Erra, infatti, la ricorrente quando sostiene la necessità che il convincimento del giudice debba fondarsi su più presunzioni e non su una sola presunzione semplice, come si desumerebbe dal riferimento nell'art. 2729 c.c., alla concordanza delle presunzioni, secondo una opzione ermeneutica non seguita dalla giurisprudenza che ammette la validità dell'inferenza deduttiva anche quando sia fondata su una sola presunzione (il requisito della concordanza "e' prescritto esclusivamente nell'ipotesi di un eventuale, ma non necessario, concorso di più elementi presuntivi", cfr. Cass. n. 2482 del 2019).
La possibilità che da un certo fatto noto possa risalirsi per via di deduzioni logiche ad un fatto ignoto costituisce oggetto di un apprezzamento di fatto del giudice di merito, censurabile in sede di legittimità nei ristretti, e qui non rilevanti, limiti di cui all'art. 360 c.p.c., n. 5 (cfr.

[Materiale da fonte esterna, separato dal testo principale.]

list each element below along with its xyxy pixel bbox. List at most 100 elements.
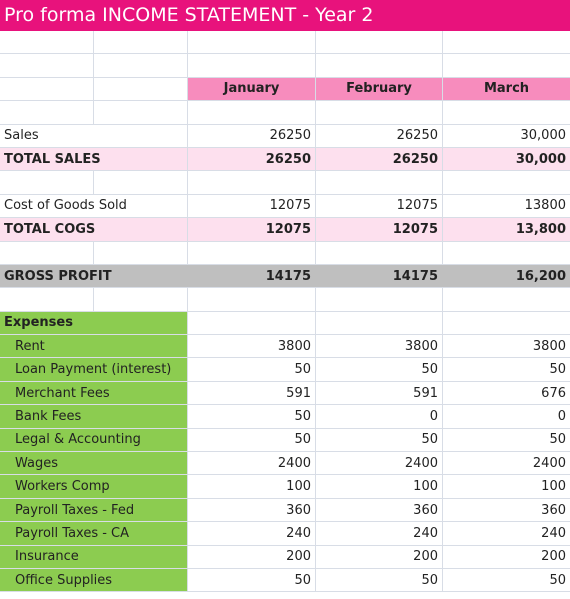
value-cell[interactable]: 360 [541,502,566,518]
cell[interactable] [94,241,188,264]
value-cell[interactable]: 50 [549,432,566,448]
expense-label[interactable]: Loan Payment (interest) [0,358,188,381]
cell[interactable] [188,311,316,335]
cell[interactable] [188,31,316,54]
value-cell[interactable]: 100 [188,475,316,498]
cell[interactable] [0,241,94,264]
row-label-total-sales[interactable]: TOTAL SALES [0,147,188,171]
expense-label[interactable]: Workers Comp [0,475,188,498]
value-cell[interactable]: 14175 [188,264,316,288]
cell[interactable] [94,288,188,311]
cell[interactable] [188,54,316,77]
cell[interactable] [316,171,443,194]
value-cell[interactable]: 26250 [316,124,443,147]
value-cell[interactable]: 200 [188,545,316,568]
cell[interactable] [0,54,94,77]
value-cell[interactable]: 26250 [316,147,443,171]
row-label-sales[interactable]: Sales [0,124,188,147]
value-cell[interactable]: 13,800 [515,221,566,237]
expense-label[interactable]: Merchant Fees [0,381,188,405]
value-cell[interactable]: 2400 [188,452,316,475]
cell[interactable] [316,101,443,124]
cell[interactable] [0,77,94,101]
value-cell[interactable]: 50 [316,568,443,592]
expense-label[interactable]: Payroll Taxes - CA [0,522,188,545]
expense-label[interactable]: Bank Fees [0,405,188,428]
value-cell[interactable]: 591 [188,381,316,405]
value-cell[interactable]: 0 [557,408,566,424]
cell[interactable] [316,288,443,311]
cell[interactable] [0,31,94,54]
value-cell[interactable]: 100 [316,475,443,498]
cell[interactable] [94,77,188,101]
cell[interactable] [94,101,188,124]
row-label-gross-profit[interactable]: GROSS PROFIT [0,264,188,288]
row-label-total-cogs[interactable]: TOTAL COGS [0,218,188,241]
cell[interactable] [188,101,316,124]
cell[interactable] [443,171,570,193]
cell[interactable] [443,101,570,123]
value-cell[interactable]: 26250 [188,147,316,171]
value-cell[interactable]: 240 [541,525,566,541]
value-cell[interactable]: 12075 [188,194,316,218]
value-cell[interactable]: 50 [188,358,316,381]
value-cell[interactable]: 676 [541,385,566,401]
cell[interactable] [0,171,94,194]
cell[interactable] [94,171,188,194]
value-cell[interactable]: 50 [188,428,316,452]
value-cell[interactable]: 26250 [188,124,316,147]
value-cell[interactable]: 360 [316,498,443,522]
cell[interactable] [188,241,316,264]
value-cell[interactable]: 50 [549,572,566,588]
value-cell[interactable]: 30,000 [515,151,566,167]
expense-label[interactable]: Office Supplies [0,568,188,592]
value-cell[interactable]: 12075 [316,218,443,241]
value-cell[interactable]: 50 [549,362,566,378]
cell[interactable] [443,242,570,264]
cell[interactable] [443,312,570,334]
value-cell[interactable]: 3800 [188,335,316,358]
value-cell[interactable]: 591 [316,381,443,405]
cell[interactable] [0,101,94,124]
month-header-march[interactable]: March [443,77,570,101]
value-cell[interactable]: 2400 [532,455,566,471]
value-cell[interactable]: 0 [316,405,443,428]
value-cell[interactable]: 16,200 [515,268,566,284]
value-cell[interactable]: 3800 [532,338,566,354]
value-cell[interactable]: 30,000 [520,128,567,144]
value-cell[interactable]: 200 [541,549,566,565]
value-cell[interactable]: 12075 [188,218,316,241]
value-cell[interactable]: 14175 [316,264,443,288]
value-cell[interactable]: 200 [316,545,443,568]
expenses-header[interactable]: Expenses [0,311,188,335]
cell[interactable] [0,288,94,311]
value-cell[interactable]: 50 [316,428,443,452]
value-cell[interactable]: 50 [188,568,316,592]
expense-label[interactable]: Insurance [0,545,188,568]
expense-label[interactable]: Legal & Accounting [0,428,188,452]
value-cell[interactable]: 2400 [316,452,443,475]
expense-label[interactable]: Rent [0,335,188,358]
month-header-january[interactable]: January [188,77,316,101]
value-cell[interactable]: 12075 [316,194,443,218]
value-cell[interactable]: 100 [541,479,566,495]
month-header-february[interactable]: February [316,77,443,101]
value-cell[interactable]: 50 [188,405,316,428]
expense-label[interactable]: Wages [0,452,188,475]
cell[interactable] [188,288,316,311]
value-cell[interactable]: 3800 [316,335,443,358]
value-cell[interactable]: 360 [188,498,316,522]
cell[interactable] [316,241,443,264]
cell[interactable] [443,54,570,76]
value-cell[interactable]: 13800 [524,198,566,214]
cell[interactable] [316,54,443,77]
cell[interactable] [94,31,188,54]
row-label-cogs[interactable]: Cost of Goods Sold [0,194,188,218]
expense-label[interactable]: Payroll Taxes - Fed [0,498,188,522]
cell[interactable] [443,31,570,53]
value-cell[interactable]: 50 [316,358,443,381]
cell[interactable] [316,311,443,335]
cell[interactable] [316,31,443,54]
value-cell[interactable]: 240 [188,522,316,545]
value-cell[interactable]: 240 [316,522,443,545]
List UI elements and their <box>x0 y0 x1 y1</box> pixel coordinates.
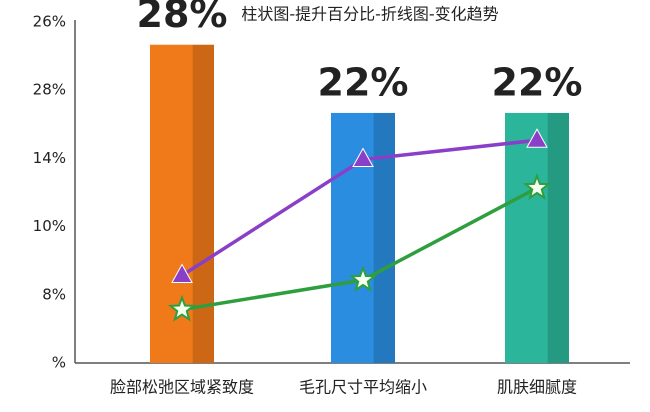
bar-value-label: 22% <box>492 60 583 104</box>
bar-shade <box>192 44 214 363</box>
x-tick-label: 肌肤细腻度 <box>497 378 577 397</box>
bar-shade <box>547 112 569 363</box>
bar-value-label: 28% <box>137 0 228 36</box>
bar-shade <box>373 112 395 363</box>
bar-value-label: 22% <box>318 60 409 104</box>
chart-title: 柱状图-提升百分比-折线图-变化趋势 <box>241 5 498 24</box>
marker <box>167 294 197 322</box>
y-tick-label: 14% <box>33 149 66 167</box>
x-tick-label: 毛孔尺寸平均缩小 <box>299 378 427 397</box>
y-tick-label: 10% <box>33 217 66 235</box>
marker <box>348 265 378 293</box>
y-tick-label: 28% <box>33 81 66 99</box>
marker <box>352 147 374 168</box>
y-tick-label: 8% <box>42 285 66 303</box>
bar <box>505 112 569 363</box>
y-tick-label: % <box>52 354 66 372</box>
marker <box>526 128 548 148</box>
y-tick-label: 26% <box>33 13 66 31</box>
marker <box>522 173 552 201</box>
x-tick-label: 脸部松弛区域紧致度 <box>110 378 254 397</box>
marker <box>171 263 193 283</box>
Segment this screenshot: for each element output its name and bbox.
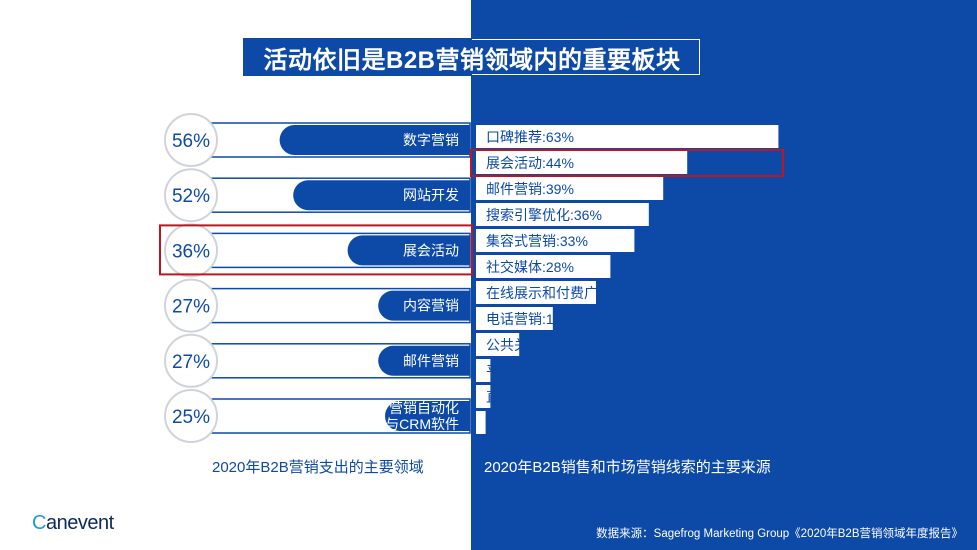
left-bar-item: 27% 内容营销 [164,278,471,333]
right-bar-label: 邮件营销:39% [486,181,574,197]
right-bar [476,359,491,382]
right-highlight-box [470,149,784,177]
right-bar-item: 直邮广告:3% [476,385,566,408]
left-value-circle [164,333,218,388]
left-value-circle [164,278,218,333]
left-value-label: 25% [172,407,210,428]
left-category-label: 营销自动化 [389,400,459,416]
left-chart-caption: 2020年B2B营销支出的主要领域 [212,459,424,476]
right-bar-item: 公共关系:9% [476,333,566,356]
right-bar [476,307,553,330]
left-value-label: 27% [172,352,210,373]
right-bar [476,177,664,200]
right-bar-label: 其他:2% [486,415,538,431]
right-bar-label: 集容式营销:33% [486,233,588,249]
left-value-circle [164,389,218,443]
left-value-label: 56% [172,131,210,152]
right-bar-label: 社交媒体:28% [486,259,574,275]
right-bar-label: 公共关系:9% [486,337,566,353]
right-bar-label: 在线展示和付费广告:25% [486,285,644,301]
left-category-label: 数字营销 [403,132,459,148]
right-bar [476,151,688,174]
left-category-label: 与CRM软件 [385,416,459,432]
left-bar-item: 52% 网站开发 [164,168,471,223]
left-bar [293,180,470,211]
left-category-label: 内容营销 [403,298,459,314]
right-bar [476,411,486,434]
right-bar-item: 其他:2% [476,411,538,434]
left-bar [279,125,470,155]
right-bar-label: 直邮广告:3% [486,389,566,405]
left-value-circle [164,168,218,223]
right-bar-label: 口碑推荐:63% [486,129,574,145]
left-value-label: 27% [172,297,210,318]
source-note: 数据来源：Sagefrog Marketing Group《2020年B2B营销… [596,528,963,540]
right-bar [476,333,520,356]
page-title: 活动依旧是B2B营销领域内的重要板块 [263,46,681,74]
left-category-label: 网站开发 [403,187,459,203]
left-value-circle [164,113,218,167]
right-bar [476,281,596,304]
right-bar [476,385,491,408]
left-bar [385,401,470,431]
right-chart-caption: 2020年B2B销售和市场营销线索的主要来源 [484,459,771,476]
right-bar-item: 展会活动:44% [470,149,784,177]
left-bar [347,235,470,266]
left-bar [378,290,470,321]
right-bar-item: 平面广告:3% [476,359,566,382]
right-bar-item: 集容式营销:33% [476,229,635,252]
right-bar-item: 搜索引擎优化:36% [476,203,649,226]
left-highlight-box [159,224,473,276]
right-bar-item: 口碑推荐:63% [476,125,779,148]
right-bar [476,255,611,278]
right-bar-label: 电话营销:16% [486,311,574,327]
left-bar [378,345,470,376]
right-bar-label: 平面广告:3% [486,363,566,379]
left-bar-item: 36% 展会活动 [159,223,473,278]
title-box: 活动依旧是B2B营销领域内的重要板块 [243,38,701,76]
right-bar-item: 在线展示和付费广告:25% [476,281,644,304]
left-value-label: 36% [172,241,210,262]
right-bar [476,125,779,148]
right-bar-label: 展会活动:44% [486,155,574,171]
left-category-label: 展会活动 [403,242,459,258]
right-bar [476,229,635,252]
right-bar-label: 搜索引擎优化:36% [486,207,602,223]
right-bar-item: 社交媒体:28% [476,255,611,278]
left-bar-item: 27% 邮件营销 [164,333,471,388]
right-bar-item: 电话营销:16% [476,307,574,330]
left-category-label: 邮件营销 [403,353,459,369]
left-value-label: 52% [172,186,210,207]
right-bar-item: 邮件营销:39% [476,177,664,200]
right-bar [476,203,649,226]
left-bar-item: 56% 数字营销 [164,113,471,167]
canevent-logo: Canevent [32,512,114,534]
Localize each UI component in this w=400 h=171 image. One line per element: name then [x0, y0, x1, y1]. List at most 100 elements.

Cass. 10253 del 2021).
Il ricorso è rigettato. Le spese seguono la soccombenza e si liquidano in dispositivo.
P.Q.M.
La Corte rigetta il ricorso, condanna la ricorrente alle spese, liquidate in Euro 2200,00, di cui Euro 200,00 per esborsi, oltre accessori di legge.
Dà atto della sussistenza dei presupposti processuali per il versamento, da parte del ricorrente, ai sensi del D.P.R. n. 115 del 2002, art. 13, comma 1 quater, nel testo introdotto dalla L. n. 228 del 2012, art. 1, comma 17, di un ulteriore importo a titolo di contributo unificato, in misura pari a quello, ove dovuto, per il ricorso, a norma dello stesso art. 13, comma 1 bis.
Così deciso in Roma, il 8 giugno 2021.
Depositato in Cancelleria il 13 settembre 2021.